Looking at photographs of Shostakovich and his dour, almost haunted expression behind the oversized glasses, it seems hard to comprehend that he was in fact a very passionate football fan. Indeed, he was also a qualified football referee (although not physically fit enough to officiate) who was respected and knowledgeable enough to write match reports for the Soviet national sports paper, Krasny Sport. A keen follower of his local team, FC Zenit (now Zenit St Petersburg), one happy afternoon he was able to host tea for that entire team in his flat. So perhaps with this in mind, it isn’t surprising to learn that he composed two pieces of football inspired music; one, entitled Russian River, now rarely heard, was commissioned in 1944 by Lavrentiy Beria, the notorious Chief of Police/KGB to whom you just didn’t say ‘no’ to, but was also a keen football player.
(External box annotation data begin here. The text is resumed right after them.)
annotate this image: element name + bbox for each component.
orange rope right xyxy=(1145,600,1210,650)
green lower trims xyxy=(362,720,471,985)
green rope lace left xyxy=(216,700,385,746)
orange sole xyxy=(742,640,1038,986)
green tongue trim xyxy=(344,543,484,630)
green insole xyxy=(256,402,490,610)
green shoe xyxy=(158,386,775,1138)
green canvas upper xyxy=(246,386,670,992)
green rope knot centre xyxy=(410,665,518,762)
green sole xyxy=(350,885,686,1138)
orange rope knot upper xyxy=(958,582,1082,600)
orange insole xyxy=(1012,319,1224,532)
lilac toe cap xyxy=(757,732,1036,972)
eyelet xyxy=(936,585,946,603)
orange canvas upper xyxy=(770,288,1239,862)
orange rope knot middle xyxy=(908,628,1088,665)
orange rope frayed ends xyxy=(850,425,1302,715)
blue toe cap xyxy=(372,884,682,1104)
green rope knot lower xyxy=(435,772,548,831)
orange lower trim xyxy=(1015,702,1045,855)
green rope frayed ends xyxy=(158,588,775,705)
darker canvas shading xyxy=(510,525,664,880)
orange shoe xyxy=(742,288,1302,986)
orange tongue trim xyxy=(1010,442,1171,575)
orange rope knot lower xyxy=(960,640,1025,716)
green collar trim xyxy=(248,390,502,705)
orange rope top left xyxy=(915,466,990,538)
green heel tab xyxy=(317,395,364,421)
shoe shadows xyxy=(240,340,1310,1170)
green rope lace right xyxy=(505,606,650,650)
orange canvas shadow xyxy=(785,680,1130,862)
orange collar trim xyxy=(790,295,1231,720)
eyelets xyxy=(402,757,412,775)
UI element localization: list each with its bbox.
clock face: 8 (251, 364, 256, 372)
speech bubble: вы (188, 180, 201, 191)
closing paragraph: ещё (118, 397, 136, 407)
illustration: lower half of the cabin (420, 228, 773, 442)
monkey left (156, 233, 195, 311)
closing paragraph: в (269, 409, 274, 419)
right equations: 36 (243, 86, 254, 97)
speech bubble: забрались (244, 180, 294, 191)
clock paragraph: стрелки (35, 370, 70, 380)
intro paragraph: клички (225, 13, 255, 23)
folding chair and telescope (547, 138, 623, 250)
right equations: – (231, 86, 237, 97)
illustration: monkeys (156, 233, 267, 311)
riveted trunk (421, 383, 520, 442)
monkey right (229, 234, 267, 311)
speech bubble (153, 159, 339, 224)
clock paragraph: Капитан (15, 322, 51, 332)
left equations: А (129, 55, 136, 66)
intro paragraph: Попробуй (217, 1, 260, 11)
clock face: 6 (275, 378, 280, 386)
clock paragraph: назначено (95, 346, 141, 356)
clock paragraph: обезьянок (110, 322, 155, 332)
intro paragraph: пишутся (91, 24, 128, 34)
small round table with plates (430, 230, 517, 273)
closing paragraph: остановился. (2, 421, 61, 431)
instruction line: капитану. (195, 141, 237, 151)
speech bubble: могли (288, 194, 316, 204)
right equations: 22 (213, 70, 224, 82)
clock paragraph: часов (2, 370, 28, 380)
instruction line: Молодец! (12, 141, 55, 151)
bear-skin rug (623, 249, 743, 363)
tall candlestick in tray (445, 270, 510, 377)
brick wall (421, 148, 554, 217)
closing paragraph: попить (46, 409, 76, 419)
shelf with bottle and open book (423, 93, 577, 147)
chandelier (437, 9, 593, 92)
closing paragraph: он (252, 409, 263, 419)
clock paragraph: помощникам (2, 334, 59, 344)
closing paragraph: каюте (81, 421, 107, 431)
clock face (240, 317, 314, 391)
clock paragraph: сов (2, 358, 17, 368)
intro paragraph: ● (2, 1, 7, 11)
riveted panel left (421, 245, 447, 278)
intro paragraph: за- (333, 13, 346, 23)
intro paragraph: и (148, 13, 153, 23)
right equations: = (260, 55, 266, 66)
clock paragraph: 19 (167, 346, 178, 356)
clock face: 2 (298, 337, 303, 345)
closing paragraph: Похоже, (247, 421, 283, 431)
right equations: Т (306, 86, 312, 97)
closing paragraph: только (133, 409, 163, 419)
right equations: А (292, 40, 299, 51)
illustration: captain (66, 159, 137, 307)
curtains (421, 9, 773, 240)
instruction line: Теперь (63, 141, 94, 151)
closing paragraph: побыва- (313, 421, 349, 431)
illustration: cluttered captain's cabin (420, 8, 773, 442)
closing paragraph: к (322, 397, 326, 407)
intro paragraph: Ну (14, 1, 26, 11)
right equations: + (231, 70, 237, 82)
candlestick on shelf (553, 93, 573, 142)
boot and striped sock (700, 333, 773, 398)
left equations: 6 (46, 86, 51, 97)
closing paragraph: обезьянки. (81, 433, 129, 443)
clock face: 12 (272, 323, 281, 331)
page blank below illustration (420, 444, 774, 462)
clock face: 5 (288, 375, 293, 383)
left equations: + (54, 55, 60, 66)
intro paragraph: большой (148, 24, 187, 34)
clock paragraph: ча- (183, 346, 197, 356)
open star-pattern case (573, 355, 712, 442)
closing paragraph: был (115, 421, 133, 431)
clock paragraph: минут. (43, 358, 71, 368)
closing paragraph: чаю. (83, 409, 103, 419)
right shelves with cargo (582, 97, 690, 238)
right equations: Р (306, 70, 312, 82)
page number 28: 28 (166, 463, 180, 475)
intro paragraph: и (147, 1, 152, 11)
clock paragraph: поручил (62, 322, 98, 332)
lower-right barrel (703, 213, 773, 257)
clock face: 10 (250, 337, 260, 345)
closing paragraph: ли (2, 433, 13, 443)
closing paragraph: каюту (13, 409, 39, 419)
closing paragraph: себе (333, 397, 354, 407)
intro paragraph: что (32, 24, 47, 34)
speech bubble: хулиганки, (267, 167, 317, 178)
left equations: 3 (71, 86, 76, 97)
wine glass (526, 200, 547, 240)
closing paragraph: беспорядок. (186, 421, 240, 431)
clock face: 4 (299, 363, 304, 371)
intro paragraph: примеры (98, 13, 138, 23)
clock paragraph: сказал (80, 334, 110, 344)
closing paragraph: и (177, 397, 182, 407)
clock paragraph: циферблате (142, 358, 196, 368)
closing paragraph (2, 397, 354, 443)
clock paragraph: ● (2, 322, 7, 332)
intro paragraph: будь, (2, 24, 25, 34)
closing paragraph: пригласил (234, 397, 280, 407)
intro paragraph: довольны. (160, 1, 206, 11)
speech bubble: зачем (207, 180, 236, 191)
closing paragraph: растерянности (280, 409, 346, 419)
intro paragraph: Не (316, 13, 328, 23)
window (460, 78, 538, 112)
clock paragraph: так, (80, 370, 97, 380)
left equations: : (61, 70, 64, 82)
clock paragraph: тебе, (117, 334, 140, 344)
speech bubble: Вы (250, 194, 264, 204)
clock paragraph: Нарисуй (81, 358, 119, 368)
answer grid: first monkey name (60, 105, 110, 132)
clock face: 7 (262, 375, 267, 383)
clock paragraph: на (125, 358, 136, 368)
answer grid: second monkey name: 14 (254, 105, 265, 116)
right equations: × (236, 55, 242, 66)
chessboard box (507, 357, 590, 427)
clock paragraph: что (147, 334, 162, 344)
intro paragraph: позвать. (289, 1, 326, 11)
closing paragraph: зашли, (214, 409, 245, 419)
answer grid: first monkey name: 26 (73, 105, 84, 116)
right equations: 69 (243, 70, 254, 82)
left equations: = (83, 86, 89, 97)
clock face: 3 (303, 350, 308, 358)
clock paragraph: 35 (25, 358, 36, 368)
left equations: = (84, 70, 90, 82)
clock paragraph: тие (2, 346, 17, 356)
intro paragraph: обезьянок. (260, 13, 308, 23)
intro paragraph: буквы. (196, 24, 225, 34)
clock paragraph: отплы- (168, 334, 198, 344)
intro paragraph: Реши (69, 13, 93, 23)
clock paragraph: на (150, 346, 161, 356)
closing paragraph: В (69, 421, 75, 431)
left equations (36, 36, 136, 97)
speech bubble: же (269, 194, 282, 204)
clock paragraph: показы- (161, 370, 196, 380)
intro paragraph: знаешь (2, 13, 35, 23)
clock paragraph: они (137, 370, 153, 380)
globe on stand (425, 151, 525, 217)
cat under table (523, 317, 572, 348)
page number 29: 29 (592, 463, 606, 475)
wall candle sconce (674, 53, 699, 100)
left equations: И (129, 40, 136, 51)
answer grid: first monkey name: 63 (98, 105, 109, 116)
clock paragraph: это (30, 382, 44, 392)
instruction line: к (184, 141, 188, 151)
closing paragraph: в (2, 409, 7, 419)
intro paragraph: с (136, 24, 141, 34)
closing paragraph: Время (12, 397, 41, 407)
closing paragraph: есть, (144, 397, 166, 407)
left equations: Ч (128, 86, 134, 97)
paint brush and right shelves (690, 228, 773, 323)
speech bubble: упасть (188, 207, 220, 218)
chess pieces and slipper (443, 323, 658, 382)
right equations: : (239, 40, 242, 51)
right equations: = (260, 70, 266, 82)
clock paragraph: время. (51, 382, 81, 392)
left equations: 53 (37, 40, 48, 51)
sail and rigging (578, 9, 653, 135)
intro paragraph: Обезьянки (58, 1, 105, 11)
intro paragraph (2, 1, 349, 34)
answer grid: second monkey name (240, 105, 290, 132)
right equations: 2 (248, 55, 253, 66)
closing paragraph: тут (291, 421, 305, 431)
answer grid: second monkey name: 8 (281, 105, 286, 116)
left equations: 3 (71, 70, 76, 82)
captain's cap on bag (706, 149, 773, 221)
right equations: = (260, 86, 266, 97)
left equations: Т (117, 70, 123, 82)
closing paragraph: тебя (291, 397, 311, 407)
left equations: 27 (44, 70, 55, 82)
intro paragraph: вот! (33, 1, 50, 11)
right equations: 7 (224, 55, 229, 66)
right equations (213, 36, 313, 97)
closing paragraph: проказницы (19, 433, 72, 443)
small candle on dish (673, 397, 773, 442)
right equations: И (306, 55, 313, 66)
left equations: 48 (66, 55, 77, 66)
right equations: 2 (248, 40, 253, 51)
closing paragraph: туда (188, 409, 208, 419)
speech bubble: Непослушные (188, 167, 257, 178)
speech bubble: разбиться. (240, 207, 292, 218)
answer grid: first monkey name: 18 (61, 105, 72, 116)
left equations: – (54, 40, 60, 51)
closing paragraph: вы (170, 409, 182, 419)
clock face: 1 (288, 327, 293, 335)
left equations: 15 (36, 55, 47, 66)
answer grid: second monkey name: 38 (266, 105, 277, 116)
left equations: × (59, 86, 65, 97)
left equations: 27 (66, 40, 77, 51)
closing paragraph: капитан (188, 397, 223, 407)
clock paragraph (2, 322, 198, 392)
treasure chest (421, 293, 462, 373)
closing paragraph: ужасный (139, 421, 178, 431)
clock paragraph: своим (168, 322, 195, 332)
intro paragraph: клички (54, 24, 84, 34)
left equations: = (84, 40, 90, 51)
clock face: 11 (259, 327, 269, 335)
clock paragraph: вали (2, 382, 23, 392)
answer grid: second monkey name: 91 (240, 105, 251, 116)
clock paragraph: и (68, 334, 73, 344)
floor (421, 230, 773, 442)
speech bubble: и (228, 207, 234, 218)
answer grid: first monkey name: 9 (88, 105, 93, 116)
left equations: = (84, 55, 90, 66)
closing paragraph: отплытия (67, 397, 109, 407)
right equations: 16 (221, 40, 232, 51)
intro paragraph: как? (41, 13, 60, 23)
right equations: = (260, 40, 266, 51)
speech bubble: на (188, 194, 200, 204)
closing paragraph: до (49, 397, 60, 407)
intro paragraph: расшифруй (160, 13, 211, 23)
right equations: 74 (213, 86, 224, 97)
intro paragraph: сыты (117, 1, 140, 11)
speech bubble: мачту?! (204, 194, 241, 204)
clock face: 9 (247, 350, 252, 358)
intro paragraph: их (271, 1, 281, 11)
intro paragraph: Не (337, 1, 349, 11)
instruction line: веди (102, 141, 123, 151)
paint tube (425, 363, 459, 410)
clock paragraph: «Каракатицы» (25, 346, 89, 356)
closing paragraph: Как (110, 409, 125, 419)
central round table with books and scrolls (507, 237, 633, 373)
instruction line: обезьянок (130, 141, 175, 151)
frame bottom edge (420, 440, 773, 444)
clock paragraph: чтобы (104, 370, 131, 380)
The other, written some 15 years earlier was the large-scale ballet, The Golden Age, that depicts the exploits of a Soviet football team invited to play a match in a ‘decadent’ Western European city and portrays their experiences there, from corrupt officials and police to corrupting femme fatales. The score attempted to contrast the two cultures with decadent “Western” bourgeois dance music pitted against more upright “Soviet” music, culminating in a football match that starts with the sound of a referee’s whistle! You would never know this from listening to the Suite which lasts some 16 minutes containing four numbers: “Introduction”, “Adagio”, “Polka” and “Dance”. In this music, the competition for Järvi is far less intense and as such he delivers as fine a performance as one could wish.

The knock-about humour of the Hamlet Suite – not to be confused with the later film score of the same play – also seems to suit Järvi’s bright, breezy, exciting approach to this composer better than the more heavyweight pathos of the other works in this collection. The music in the Suite Op.32a was written for an adaptation of Hamlet in 1932, where the brooding claustrophobia of the castle at Elsinore was replaced by parody and slapstick, qualities easily discernible from the music here – and as far away as can be from the terrifyingly intense 1964 film score penned by the composer. Once more, with minimal competition elsewhere, this well-played and recorded, spiritedly performed account is recommendable.

Overall, then, this set can be recommended only to those who are either starting their collection, or need to “plug holes” with some of the rarer pieces included here. The playing of the Gothenburg orchestra is uniformly fine, if not absolutely of the first rank and the sound is decent too - and within the booklet are a set of superb notes by David Fanning, which I’m tempted to say are alone worth the price of acquiring this. However, with nearly all the works, listeners are advised to seek out the alternative versions listed throughout this review to hear greater performances of these great works.